Here's how they work: A cat owner places a cucumber out of sight of a cat, usually a pet distracted by a full bowl of food. When the cat eventually turns to face the long, green vegetable or catches its color and shape at the edge of its peripheral vision, the feline makes a wild leap or scrambles on the kitchen floor to get away as quickly as possible.
What gives? Why are cats scared of cucumbers?
The Truth—Err, Educated Guess—About Why Cats Are Scared of Cucumbers
Do you freak out at scary things that could kill you? Cats do, too, and veterinarians say it's possible that a cucumber looks like a venomous reptile.
"Cucumbers may trigger cats' instinct to jump away from snakes," says Verna Serra, DVM from Veterinary Emergency Group, a national animal hospital chain. "Cucumbers can initially look like a snake at first glance."
Cats are like humans in that way. Just think: if you were quietly eating dinner on your couch binge-watching Animal Planet and saw a snake next to you, you'd practice your Olympic jumping skills, too.
That rule doesn't apply to only cucumbers, says feline veterinarian Kelly St. Denis, MSc, DVM, DABVP, and president of the American Association of Feline Practitioners.
"When we put something unusual in front of cats that smells unique, is of unusual shape and color, or that they're unable to focus on visually, we shouldn't be surprised when they're alarmed by it," St. Denis says.
How Cats Respond to Fear
When you scare your cat, as opposed to playing with him or engaging his hunting instincts with a toy, you're being unkind to your cat, says St. Denis.

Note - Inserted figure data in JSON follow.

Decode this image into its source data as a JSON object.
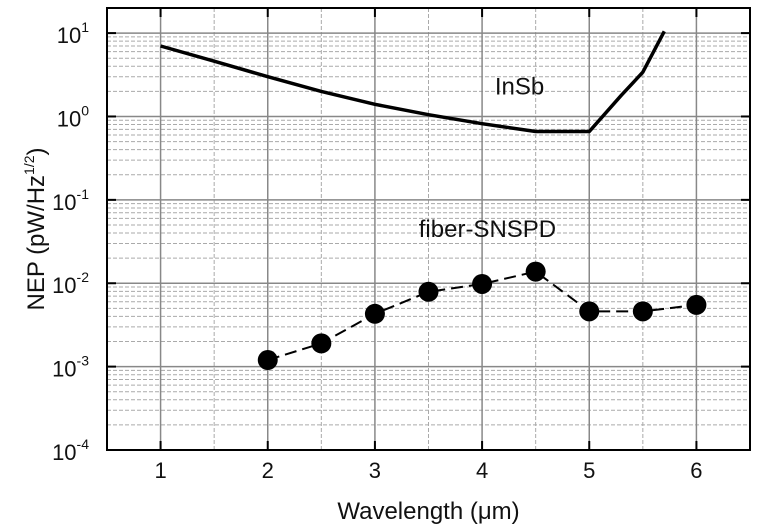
{
  "chart_data": {
    "type": "line",
    "xlabel": "Wavelength (μm)",
    "ylabel": "NEP (pW/Hz",
    "ylabel_sup": "1/2",
    "ylabel_suffix": ")",
    "xlim": [
      0.5,
      6.5
    ],
    "ylim": [
      0.0001,
      20
    ],
    "yscale": "log",
    "grid": true,
    "x_ticks": [
      1,
      2,
      3,
      4,
      5,
      6
    ],
    "x_tick_labels": [
      "1",
      "2",
      "3",
      "4",
      "5",
      "6"
    ],
    "y_ticks": [
      {
        "base": "10",
        "exp": "1",
        "value": 10
      },
      {
        "base": "10",
        "exp": "0",
        "value": 1
      },
      {
        "base": "10",
        "exp": "-1",
        "value": 0.1
      },
      {
        "base": "10",
        "exp": "-2",
        "value": 0.01
      },
      {
        "base": "10",
        "exp": "-3",
        "value": 0.001
      },
      {
        "base": "10",
        "exp": "-4",
        "value": 0.0001
      }
    ],
    "series": [
      {
        "name": "InSb",
        "style": "solid-line",
        "x": [
          1.0,
          1.5,
          2.0,
          2.5,
          3.0,
          3.5,
          4.0,
          4.5,
          5.0,
          5.3,
          5.5,
          5.7
        ],
        "y": [
          7.0,
          4.6,
          3.0,
          2.0,
          1.4,
          1.05,
          0.82,
          0.66,
          0.66,
          1.8,
          3.4,
          10.5
        ]
      },
      {
        "name": "fiber-SNSPD",
        "style": "dashed-markers",
        "x": [
          2.0,
          2.5,
          3.0,
          3.5,
          4.0,
          4.5,
          5.0,
          5.5,
          6.0
        ],
        "y": [
          0.0012,
          0.0019,
          0.0043,
          0.0079,
          0.0098,
          0.0138,
          0.0046,
          0.0046,
          0.0055
        ]
      }
    ],
    "annotations": [
      {
        "text": "InSb",
        "x": 4.35,
        "y": 2.3
      },
      {
        "text": "fiber-SNSPD",
        "x": 4.05,
        "y": 0.045
      }
    ]
  }
}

Your cat doesn't "get" practical jokes, and he doesn't appreciate a good scare the way you do watching horror movies.
"This type of trick can leave some cats nervous about their surroundings and distrustful of humans for extended periods of time," she says.
In addition, when you freak out your cat visually, you're taking advantage of one of your favorite feline's weak points: they're a bit farsighted.
"A cat's eyes focus best at a distance of six to 20 feet, so they have very poor close-up vision," says St. Denis. There's a chance you noticed this if you put a treat or a toy in front of your cat, and he needed to investigate and sniff to figure out what it was.
"Cats have a very strong sense of smell, much more sensitive than ours," she says, "so when they do find the treat, it's mostly by using their sense of smell."
If you're wondering whether your cat can eat a cucumber as a snack, they can, but getting them to eat it might be the hard part.
Please Don't Scare Your Cat With a Cucumber!
If you enjoy seeing your cat jump high and run around, St. Denis encourages you to play with your kitty, not plot pranks to scare them. And quite frankly, it's just mean to scare your cat on purpose—don't do it.
"The best comic relief we can get from our cats is the fun we have playing with them with toys, or watching them chase a ball," she says. "When cats are exercising their desire to hunt and enjoying themselves, we get to see some fantastic aerobatics, contortions, and goofy behavior that is not traumatizing to our cat."